Donald Trump n’est pas habité par l’idéologie atlantiste ni par un quelconque sentiment de solidarité avec qui que ce soit. Son approche est d’abord comptable : les Européens doivent payer leur écot s’ils veulent continuer à bénéficier du « bouclier » américain. Mais ce « bouclier » existe-t-il vraiment ? C’est la question que l’on se pose chaque fois que l’on cite l’article 5 du traité de l’Atlantique Nord. Cet article stipule qu’une attaque armée contre un membre de l’Organisation sera considérée comme une attaque contre tous les autres.
Le texte reste cependant ambigu sur le caractère, automatique ou non, d’une riposte armée collective. Dans le meilleur des cas, et à supposer qu’il ait lu ce traité, Donald Trump ne fera rien pour lever cette ambiguïté. Il n’est cependant pas exclu – tout est possible avec lui – qu’après avoir dynamité l’accord sur le nucléaire iranien et torpillé le sommet du G 7 des 8 et 9 juin dernier, il s’avise d’utiliser le sommet de l’OTAN prévu les 11 et 12 juillet à Bruxelles pour annoncer le retrait des États-Unis de l’Organisation, et donc la caducité de l’article 5 du traité.
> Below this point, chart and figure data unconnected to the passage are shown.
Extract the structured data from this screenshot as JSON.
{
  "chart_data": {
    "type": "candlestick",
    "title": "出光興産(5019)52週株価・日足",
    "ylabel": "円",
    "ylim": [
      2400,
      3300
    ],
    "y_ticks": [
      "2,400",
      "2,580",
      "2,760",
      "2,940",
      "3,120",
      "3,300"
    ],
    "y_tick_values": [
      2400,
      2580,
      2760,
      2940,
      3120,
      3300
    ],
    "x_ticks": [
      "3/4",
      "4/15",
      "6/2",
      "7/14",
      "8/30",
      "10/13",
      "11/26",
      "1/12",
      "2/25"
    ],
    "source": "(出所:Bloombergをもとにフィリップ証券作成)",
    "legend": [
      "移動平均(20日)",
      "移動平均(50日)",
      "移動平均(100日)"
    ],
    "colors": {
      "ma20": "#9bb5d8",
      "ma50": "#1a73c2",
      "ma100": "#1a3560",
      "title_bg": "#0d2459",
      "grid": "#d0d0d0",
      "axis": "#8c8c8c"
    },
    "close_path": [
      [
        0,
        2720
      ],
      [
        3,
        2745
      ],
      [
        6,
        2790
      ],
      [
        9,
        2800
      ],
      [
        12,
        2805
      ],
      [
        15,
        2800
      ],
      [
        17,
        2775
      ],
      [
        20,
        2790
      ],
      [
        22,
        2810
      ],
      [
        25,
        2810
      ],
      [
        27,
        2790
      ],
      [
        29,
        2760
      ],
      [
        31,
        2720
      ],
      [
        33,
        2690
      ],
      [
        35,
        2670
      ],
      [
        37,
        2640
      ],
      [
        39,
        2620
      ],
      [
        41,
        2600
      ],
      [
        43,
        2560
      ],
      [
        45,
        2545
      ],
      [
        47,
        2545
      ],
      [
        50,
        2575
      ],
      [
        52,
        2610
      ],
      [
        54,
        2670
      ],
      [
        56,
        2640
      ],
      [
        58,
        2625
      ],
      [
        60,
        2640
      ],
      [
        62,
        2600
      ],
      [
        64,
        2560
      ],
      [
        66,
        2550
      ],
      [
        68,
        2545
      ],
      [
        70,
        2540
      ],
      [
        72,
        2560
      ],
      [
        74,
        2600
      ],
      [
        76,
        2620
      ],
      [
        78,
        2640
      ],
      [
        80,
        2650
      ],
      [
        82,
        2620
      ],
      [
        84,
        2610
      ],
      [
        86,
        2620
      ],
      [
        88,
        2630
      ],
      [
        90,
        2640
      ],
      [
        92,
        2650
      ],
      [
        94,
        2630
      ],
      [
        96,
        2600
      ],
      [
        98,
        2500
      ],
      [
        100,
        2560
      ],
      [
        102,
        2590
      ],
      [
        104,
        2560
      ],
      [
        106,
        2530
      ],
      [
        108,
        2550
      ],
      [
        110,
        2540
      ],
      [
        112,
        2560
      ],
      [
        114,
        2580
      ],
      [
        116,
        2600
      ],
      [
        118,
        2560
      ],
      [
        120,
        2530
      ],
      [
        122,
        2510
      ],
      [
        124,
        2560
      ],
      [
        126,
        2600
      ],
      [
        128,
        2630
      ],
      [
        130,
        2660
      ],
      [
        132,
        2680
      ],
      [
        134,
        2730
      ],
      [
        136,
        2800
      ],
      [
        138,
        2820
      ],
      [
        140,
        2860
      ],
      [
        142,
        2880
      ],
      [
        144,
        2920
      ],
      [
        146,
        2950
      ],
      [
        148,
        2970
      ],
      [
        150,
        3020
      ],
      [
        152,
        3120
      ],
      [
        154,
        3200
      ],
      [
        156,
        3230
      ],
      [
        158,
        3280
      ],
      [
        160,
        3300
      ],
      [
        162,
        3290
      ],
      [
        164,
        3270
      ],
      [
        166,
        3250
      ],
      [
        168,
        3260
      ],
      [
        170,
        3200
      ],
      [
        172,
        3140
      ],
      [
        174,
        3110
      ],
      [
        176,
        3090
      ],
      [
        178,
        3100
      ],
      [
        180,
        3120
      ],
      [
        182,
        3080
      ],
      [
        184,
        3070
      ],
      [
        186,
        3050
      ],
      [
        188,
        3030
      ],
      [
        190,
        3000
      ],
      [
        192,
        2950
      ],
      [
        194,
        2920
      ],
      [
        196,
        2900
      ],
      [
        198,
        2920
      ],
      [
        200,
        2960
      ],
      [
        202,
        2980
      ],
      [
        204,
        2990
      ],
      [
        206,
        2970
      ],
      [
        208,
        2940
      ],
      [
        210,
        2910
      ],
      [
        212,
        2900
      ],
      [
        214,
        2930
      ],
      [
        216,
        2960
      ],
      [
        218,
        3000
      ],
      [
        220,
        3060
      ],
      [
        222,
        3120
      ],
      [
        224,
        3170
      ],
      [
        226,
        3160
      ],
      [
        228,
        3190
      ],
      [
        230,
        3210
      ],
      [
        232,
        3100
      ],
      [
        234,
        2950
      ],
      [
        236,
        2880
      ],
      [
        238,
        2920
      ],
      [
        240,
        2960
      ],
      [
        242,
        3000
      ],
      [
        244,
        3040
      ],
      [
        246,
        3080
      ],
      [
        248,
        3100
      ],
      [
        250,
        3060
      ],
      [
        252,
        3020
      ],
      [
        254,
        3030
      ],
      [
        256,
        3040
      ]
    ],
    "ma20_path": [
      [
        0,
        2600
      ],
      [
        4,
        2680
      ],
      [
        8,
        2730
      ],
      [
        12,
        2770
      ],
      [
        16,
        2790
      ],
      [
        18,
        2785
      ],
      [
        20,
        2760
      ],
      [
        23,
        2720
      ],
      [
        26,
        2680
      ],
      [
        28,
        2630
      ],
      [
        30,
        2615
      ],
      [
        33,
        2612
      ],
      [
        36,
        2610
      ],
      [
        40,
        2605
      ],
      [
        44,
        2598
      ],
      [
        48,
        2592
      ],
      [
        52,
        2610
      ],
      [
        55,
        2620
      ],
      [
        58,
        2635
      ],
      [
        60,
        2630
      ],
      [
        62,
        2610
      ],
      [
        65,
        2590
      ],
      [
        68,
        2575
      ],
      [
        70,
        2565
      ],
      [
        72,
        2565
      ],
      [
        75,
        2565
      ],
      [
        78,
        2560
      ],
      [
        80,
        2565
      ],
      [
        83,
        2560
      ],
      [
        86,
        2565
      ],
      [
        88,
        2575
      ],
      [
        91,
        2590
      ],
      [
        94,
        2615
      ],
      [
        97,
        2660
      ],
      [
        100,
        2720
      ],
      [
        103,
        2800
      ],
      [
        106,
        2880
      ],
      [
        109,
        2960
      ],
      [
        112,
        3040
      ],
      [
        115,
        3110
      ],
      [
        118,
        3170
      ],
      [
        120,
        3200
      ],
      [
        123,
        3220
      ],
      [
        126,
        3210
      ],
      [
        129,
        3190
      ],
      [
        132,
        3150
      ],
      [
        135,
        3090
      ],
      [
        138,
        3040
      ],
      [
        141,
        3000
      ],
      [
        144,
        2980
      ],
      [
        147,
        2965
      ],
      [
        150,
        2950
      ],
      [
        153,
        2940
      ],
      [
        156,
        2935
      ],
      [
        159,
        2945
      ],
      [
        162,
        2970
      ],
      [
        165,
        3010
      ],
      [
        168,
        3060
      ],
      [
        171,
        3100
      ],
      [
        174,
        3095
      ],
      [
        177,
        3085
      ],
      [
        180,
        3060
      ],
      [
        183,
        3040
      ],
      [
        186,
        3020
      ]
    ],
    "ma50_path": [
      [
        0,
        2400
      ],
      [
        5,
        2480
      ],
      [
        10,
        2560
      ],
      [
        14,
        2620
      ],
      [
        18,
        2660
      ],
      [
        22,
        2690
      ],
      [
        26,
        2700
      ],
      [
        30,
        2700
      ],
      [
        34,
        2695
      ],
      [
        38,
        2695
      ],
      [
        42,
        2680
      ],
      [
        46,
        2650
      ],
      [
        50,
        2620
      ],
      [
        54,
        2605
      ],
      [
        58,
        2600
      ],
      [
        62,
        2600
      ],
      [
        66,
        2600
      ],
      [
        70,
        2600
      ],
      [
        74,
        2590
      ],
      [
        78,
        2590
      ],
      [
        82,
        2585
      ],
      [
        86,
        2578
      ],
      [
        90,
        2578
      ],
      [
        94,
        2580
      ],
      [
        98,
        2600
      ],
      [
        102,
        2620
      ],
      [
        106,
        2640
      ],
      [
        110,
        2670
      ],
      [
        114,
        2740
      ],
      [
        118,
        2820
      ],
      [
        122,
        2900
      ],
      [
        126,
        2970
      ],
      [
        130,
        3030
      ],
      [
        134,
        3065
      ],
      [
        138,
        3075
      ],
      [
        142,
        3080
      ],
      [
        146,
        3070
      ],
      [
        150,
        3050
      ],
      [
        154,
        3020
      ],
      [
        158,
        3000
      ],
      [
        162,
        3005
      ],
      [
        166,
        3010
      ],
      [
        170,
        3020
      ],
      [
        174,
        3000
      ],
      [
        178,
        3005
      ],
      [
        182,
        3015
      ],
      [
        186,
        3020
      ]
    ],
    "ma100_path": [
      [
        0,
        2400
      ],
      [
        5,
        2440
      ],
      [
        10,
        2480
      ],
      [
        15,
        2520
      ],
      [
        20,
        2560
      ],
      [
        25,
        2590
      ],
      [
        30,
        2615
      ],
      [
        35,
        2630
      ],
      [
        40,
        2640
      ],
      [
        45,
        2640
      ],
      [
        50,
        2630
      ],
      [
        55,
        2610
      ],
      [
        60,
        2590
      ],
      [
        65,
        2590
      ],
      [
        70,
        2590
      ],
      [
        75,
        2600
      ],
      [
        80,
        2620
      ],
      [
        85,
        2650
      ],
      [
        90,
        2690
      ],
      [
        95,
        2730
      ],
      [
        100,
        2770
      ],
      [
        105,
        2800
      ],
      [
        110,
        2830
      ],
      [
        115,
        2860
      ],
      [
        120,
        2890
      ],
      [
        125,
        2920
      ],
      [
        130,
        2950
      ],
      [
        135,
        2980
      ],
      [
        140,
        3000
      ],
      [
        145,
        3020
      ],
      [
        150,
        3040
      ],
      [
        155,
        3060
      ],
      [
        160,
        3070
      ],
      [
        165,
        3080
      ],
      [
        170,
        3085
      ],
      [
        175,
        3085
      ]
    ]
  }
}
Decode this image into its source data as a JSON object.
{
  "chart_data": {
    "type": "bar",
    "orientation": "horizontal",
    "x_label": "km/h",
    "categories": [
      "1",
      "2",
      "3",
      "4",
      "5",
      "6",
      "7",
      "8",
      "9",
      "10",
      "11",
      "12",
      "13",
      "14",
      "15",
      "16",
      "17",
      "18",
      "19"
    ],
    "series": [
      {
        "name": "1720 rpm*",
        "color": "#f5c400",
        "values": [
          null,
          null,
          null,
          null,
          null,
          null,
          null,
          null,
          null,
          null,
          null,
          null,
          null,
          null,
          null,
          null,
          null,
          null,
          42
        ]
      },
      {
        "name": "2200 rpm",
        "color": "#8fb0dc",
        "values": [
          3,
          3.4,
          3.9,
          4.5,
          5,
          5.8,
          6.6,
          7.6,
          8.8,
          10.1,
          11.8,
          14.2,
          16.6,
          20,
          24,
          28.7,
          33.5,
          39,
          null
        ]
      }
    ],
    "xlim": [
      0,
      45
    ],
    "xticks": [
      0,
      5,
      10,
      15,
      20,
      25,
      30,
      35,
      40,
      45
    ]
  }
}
Ainsi prévenus que Washington ne volerait pas à leur secours en cas de conflit, les États européens – en premier lieu la France et le Royaume-Uni qui disposent de l’arme nucléaire – seraient sommés de prendre leurs responsabilités et d’assurer leur propre défense. Si l’on ajoute à cette dévitalisation de l’OTAN le retrait des États-Unis de l’accord de Paris sur le réchauffement climatique et de l’accord sur le nucléaire iranien, les menaces de lourdes sanctions contre les entreprises européennes si elles continuent de commercer avec Téhéran, la taxation accrue des importations d‘acier et d’aluminium en provenance du Vieux Continent, on constate que le président américain est en train de démolir les fondements mêmes de la relation transatlantique. Pour lui, à l’exception d’Israël et de l’Arabie saoudite, il n’y a pas d’alliés, mais uniquement des concurrents ou des adversaires tous traités de la même manière.
Après 70 ans de servitude volontaire, les Européens ont du mal à comprendre que l’atlantisme appartient désormais au passé. Emmanuel Macron avait cru que la flagornerie dont il a fait preuve avec Donald Trump lui donnerait le statut d’interlocuteur privilégié. Échec total. Pour préserver les intérêts de leurs entreprises, les gouvernements européens et la Commission de Bruxelles ont élaboré des mesures de rétorsion contre les États-Unis. À défaut d’une improbable reculade de Donald Trump, il leur faudra cependant franchir un pas supplémentaire s’ils veulent conserver un minimum de crédibilité : résister et passer à l’acte, ce qu’ils n’ont jamais fait jusqu’ici. Il ne suffira pas, comme l’a annoncé la Commission européenne le 13 juin dernier, de créer un Fonds européen pour la défense doté d’un budget de 13 milliards d’euros pour la période allant de 2021 à 2027. Ce fonds vise à coordonner, fédérer et augmenter les investissements réalisés au niveau national en matière de recherche et développement et d’achats d’équipements sans se substituer aux États membres. Dans le bras de fer avec Trump, c’est aussi l’avenir de la construction européenne qui est en jeu.